Inexpensive spot sampling provides unexpectedly effective indicators of watershed nitrogen status

Abstract

Stream water quality data are essential for understanding watershed processes and managing water pollution, but the effort and expense of stream monitoring limit how many watersheds can be studied. For 59 small watersheds in the Chesapeake Bay drainage, we compared water quality measurements from inexpensive spot sampling to data from costly automated monitoring that used 1–3 yr of continuous flow measurement and weekly, temporally composited water sampling. Mean nitrogen (N) levels ranged from 0.01 to 16 mg N/L among streams. There were important temporal variations in N concentrations at each site, but the differences among sites were much greater. Spot samples were very effective at accurately and precisely placing average stream N levels within the N gradient among streams draining N-enriched watersheds.
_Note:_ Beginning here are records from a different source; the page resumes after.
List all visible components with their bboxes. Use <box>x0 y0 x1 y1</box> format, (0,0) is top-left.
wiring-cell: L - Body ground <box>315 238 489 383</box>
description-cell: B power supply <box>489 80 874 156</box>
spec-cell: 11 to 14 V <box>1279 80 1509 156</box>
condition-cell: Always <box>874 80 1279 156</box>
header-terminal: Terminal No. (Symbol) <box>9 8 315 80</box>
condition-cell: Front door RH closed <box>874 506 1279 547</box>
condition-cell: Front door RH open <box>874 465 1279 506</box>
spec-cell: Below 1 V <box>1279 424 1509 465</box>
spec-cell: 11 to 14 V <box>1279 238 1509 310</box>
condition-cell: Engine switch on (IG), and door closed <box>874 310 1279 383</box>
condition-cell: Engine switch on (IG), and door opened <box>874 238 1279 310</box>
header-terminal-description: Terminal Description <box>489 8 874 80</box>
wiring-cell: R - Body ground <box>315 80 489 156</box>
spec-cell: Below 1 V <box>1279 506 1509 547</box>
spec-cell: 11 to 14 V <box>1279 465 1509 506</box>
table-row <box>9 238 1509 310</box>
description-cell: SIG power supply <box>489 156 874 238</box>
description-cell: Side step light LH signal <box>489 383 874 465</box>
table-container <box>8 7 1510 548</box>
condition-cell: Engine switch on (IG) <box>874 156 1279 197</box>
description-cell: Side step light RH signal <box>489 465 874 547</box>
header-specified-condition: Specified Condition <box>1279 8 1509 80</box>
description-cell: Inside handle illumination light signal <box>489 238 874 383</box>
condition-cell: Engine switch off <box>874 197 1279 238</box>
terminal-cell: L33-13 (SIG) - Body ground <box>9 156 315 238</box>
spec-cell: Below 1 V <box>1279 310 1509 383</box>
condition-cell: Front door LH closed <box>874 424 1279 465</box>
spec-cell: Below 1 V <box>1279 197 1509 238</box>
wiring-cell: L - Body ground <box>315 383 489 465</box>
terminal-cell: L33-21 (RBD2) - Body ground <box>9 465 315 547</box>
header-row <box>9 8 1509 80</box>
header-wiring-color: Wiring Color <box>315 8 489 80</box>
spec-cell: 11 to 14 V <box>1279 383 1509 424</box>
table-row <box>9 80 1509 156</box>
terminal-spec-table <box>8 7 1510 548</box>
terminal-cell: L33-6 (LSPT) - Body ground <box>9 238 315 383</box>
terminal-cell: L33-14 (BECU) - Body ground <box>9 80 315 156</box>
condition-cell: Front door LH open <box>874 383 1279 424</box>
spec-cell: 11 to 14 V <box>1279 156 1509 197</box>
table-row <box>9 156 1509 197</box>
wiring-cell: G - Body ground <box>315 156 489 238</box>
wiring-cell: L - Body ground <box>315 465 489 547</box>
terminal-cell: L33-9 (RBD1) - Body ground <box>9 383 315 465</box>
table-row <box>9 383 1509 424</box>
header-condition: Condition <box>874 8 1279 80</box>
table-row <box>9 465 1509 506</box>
Among watersheds, nitrate (NO3) and total N concentrations from spot samples were very strongly correlated with means from weekly composite sampling (R2 > 97%). We confirmed this result for independent data for 85 larger watersheds in the Chesapeake Bay Non-tidal Network. NO3 concentration from a single March spot sample was highly correlated (R2 > 92%) with flow-weighted average total N concentration synthesized from five years of monitoring. Spot sampling effectively quantifies average N status across N-enriched watersheds because most N moves as dissolved NO3 in subsurface flow and that flux is much less variable than the episodic surface transport of particulate materials. For questions answered by quantifying average N levels, spot sampling can assess more watersheds at much lower cost than automated sampling, so it should be more widely used to support cost-effective N research and management. For materials that are mainly bound to particulates, such as phosphorus, spot sampling is much less effective.